An oft-repeated statement among the practicing periodontists in the country is that the general dental practitioners are largely ignorant about the various periodontal diseases and their management. We conducted a survey among the dental practitioners in our area to assess their knowledge about the diagnosis and management of periodontal diseases and the results were disappointing. It is a fact that many of the dental practitioners have only a very limited knowledge about the various treatment options available in the specialty of periodontics.

Reason for this unfortunate scenario can be traced partly to the curriculum that we follow in the dental colleges. The current undergraduate syllabus is rather unappealing for the graduates. It proposes 70 h theory with 240 h of clinical training, but no effort is made to integrate theory with the clinical setup. The Dental Council of India curriculum proposes diagnosis, treatment planning, and discussion including total periodontal treatment of 25 cases, with oral prophylaxis of 50 cases and assistance in 5 cases of periodontal surgery, but even this is not being completely followed.
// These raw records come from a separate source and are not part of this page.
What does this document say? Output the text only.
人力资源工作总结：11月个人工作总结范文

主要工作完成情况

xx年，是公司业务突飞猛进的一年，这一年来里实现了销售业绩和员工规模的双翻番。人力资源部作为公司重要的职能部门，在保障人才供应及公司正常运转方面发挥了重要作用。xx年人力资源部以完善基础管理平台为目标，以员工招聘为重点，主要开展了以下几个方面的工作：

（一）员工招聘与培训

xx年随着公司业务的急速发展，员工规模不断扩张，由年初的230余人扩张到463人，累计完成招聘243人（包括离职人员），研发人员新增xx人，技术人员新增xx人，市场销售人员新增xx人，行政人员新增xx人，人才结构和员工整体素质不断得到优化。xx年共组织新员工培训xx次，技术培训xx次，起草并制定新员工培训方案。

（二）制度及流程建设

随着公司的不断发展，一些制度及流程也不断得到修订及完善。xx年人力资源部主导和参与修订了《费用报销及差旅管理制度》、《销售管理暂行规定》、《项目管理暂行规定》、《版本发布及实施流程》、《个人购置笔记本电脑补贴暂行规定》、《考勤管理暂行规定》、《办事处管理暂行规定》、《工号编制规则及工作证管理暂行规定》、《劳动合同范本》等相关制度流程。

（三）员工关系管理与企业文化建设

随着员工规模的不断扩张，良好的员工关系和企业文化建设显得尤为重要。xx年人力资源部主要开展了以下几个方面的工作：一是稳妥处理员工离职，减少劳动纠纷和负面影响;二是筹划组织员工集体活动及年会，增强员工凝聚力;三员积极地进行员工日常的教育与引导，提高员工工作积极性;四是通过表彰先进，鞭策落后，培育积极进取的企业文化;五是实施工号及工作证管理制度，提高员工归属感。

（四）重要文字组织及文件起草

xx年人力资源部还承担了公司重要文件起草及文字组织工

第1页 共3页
In 2010, a workshop to streamline and standardize the undergraduate and postgraduate curriculum in the country formulated guidelines for the BDS curriculum. It recommended some preclinical exposure for the students along with a preclinical department examination before a patient contact is allowed. The students should be able to observe all surgical procedures, and an exposure to the existing concepts of perio-systemic interrelationship should be taught at the BDS level. An entry level exposure to implantology and lasers is desired as also a mandatory stint on basic life support. There should also be an emphasis on management of tobacco-related conditions considering the widespread prevalence of tobacco-related oral diseases.
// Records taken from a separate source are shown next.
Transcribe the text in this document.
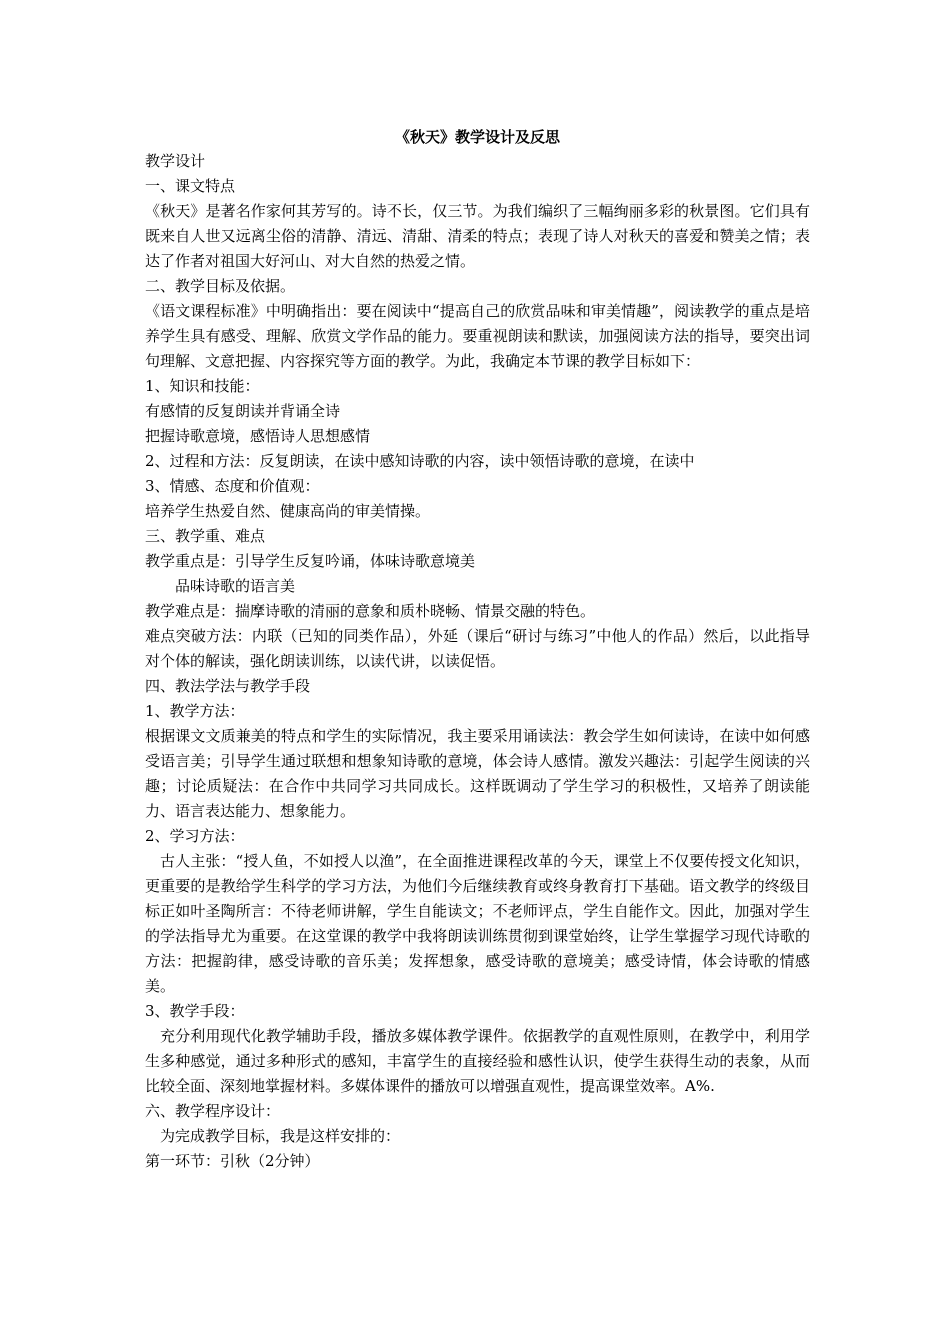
《秋天》教学设计及反思

教学设计

一、课文特点

《秋天》是著名作家何其芳写的。诗不长，仅三节。为我们编织了三幅绚丽多彩的秋景图。它们具有既来自人世又远离尘俗的清静、清远、清甜、清柔的特点；表现了诗人对秋天的喜爱和赞美之情；表达了作者对祖国大好河山、对大自然的热爱之情。

二、教学目标及依据。

《语文课程标准》中明确指出：要在阅读中“提高自己的欣赏品味和审美情趣”，阅读教学的重点是培养学生具有感受、理解、欣赏文学作品的能力。要重视朗读和默读，加强阅读方法的指导，要突出词句理解、文意把握、内容探究等方面的教学。为此，我确定本节课的教学目标如下：

1、知识和技能：

有感情的反复朗读并背诵全诗

把握诗歌意境，感悟诗人思想感情

2、过程和方法：反复朗读，在读中感知诗歌的内容，读中领悟诗歌的意境，在读中

3、情感、态度和价值观：

培养学生热爱自然、健康高尚的审美情操。

三、教学重、难点

教学重点是：引导学生反复吟诵，体味诗歌意境美

品味诗歌的语言美

教学难点是：揣摩诗歌的清丽的意象和质朴晓畅、情景交融的特色。

难点突破方法：内联（已知的同类作品），外延（课后“研讨与练习”中他人的作品）然后，以此指导对个体的解读，强化朗读训练，以读代讲，以读促悟。

四、教法学法与教学手段

1、教学方法：

根据课文文质兼美的特点和学生的实际情况，我主要采用诵读法：教会学生如何读诗，在读中如何感受语言美；引导学生通过联想和想象知诗歌的意境，体会诗人感情。激发兴趣法：引起学生阅读的兴趣；讨论质疑法：在合作中共同学习共同成长。这样既调动了学生学习的积极性，又培养了朗读能力、语言表达能力、想象能力。

2、学习方法：

古人主张：“授人鱼，不如授人以渔”，在全面推进课程改革的今天，课堂上不仅要传授文化知识，更重要的是教给学生科学的学习方法，为他们今后继续教育或终身教育打下基础。语文教学的终级目标正如叶圣陶所言：不待老师讲解，学生自能读文；不老师评点，学生自能作文。因此，加强对学生的学法指导尤为重要。在这堂课的教学中我将朗读训练贯彻到课堂始终，让学生掌握学习现代诗歌的方法：把握韵律，感受诗歌的音乐美；发挥想象，感受诗歌的意境美；感受诗情，体会诗歌的情感美。

3、教学手段：

充分利用现代化教学辅助手段，播放多媒体教学课件。依据教学的直观性原则，在教学中，利用学生多种感觉，通过多种形式的感知，丰富学生的直接经验和感性认识，使学生获得生动的表象，从而比较全面、深刻地掌握材料。多媒体课件的播放可以增强直观性，提高课堂效率。A%.

六、教学程序设计：

为完成教学目标，我是这样安排的：

第一环节：引秋（2分钟）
Decades back in many of the dental colleges in the country a minor surgical procedure like gingivectomy was part of the university clinical examination, however, over a period of time the surgical exercise was deleted and only oral prophylaxis was performed as part of the clinical examination. As a result, the students who completed their graduation (BDS) did not have a sound knowledge about the various surgical procedures carried out in the specialty. This led to the situation wherein they were unable to manage various periodontal disease conditions or even to diagnose them and refer them to the periodontist.
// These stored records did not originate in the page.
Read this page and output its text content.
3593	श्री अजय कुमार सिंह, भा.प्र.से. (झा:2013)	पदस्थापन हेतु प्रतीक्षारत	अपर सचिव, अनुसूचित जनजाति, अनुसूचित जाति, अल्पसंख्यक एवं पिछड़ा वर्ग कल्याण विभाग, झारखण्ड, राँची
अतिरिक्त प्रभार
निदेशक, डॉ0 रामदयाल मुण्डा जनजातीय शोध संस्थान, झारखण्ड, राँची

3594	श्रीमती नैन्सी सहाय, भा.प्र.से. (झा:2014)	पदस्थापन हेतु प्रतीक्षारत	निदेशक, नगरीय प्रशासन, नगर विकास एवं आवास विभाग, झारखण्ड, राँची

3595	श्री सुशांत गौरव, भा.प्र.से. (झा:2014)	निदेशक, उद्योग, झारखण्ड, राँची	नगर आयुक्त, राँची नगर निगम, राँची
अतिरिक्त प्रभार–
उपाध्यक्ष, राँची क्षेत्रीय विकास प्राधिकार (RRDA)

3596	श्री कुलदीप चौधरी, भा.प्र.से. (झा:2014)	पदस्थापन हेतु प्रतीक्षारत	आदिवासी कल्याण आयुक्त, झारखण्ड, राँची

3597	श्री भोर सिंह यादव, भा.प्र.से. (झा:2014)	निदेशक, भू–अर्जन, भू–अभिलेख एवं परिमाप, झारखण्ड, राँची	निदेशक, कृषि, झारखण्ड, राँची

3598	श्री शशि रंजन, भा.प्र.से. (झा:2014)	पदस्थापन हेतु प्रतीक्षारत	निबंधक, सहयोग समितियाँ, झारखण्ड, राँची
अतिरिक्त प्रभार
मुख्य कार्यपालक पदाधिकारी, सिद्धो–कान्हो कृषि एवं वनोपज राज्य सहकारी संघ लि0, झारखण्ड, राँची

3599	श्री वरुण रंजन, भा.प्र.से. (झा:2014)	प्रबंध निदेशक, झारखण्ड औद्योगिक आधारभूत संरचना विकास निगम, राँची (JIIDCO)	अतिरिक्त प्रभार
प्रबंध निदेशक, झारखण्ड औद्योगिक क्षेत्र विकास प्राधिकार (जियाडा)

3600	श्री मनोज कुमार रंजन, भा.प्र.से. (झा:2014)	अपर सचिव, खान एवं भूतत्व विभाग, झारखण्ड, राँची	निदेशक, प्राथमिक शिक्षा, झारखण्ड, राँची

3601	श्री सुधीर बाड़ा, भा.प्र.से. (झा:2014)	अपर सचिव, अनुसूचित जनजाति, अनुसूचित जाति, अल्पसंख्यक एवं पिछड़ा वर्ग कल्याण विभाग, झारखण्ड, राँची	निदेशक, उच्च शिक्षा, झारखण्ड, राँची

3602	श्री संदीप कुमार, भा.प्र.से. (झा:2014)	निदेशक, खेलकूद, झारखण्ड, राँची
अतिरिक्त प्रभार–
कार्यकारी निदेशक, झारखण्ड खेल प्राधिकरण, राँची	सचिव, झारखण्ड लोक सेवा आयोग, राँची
It is a heartening fact that to correct this scenario many of the dental colleges have instituted sound clinical training programs for the interns. Interns are being encouraged to assist and observe surgical cases being done by the faculty and post graduate students. They should also be allowed to do minor surgical cases independently and present the cases in Interdepartmental interns meetings and later publish them. They should be motivated to take up cases on lasers and implants.

A good clinical training as above will help to improve the quality, scope, and understanding of periodontics as a specialty. This will also help to motivate the interns to take up periodontics for their master's program. Overall it will help to better the periodontal treatment protocols in general dental practice for the betterment of the patients and improve the status of periodontics as a specialty.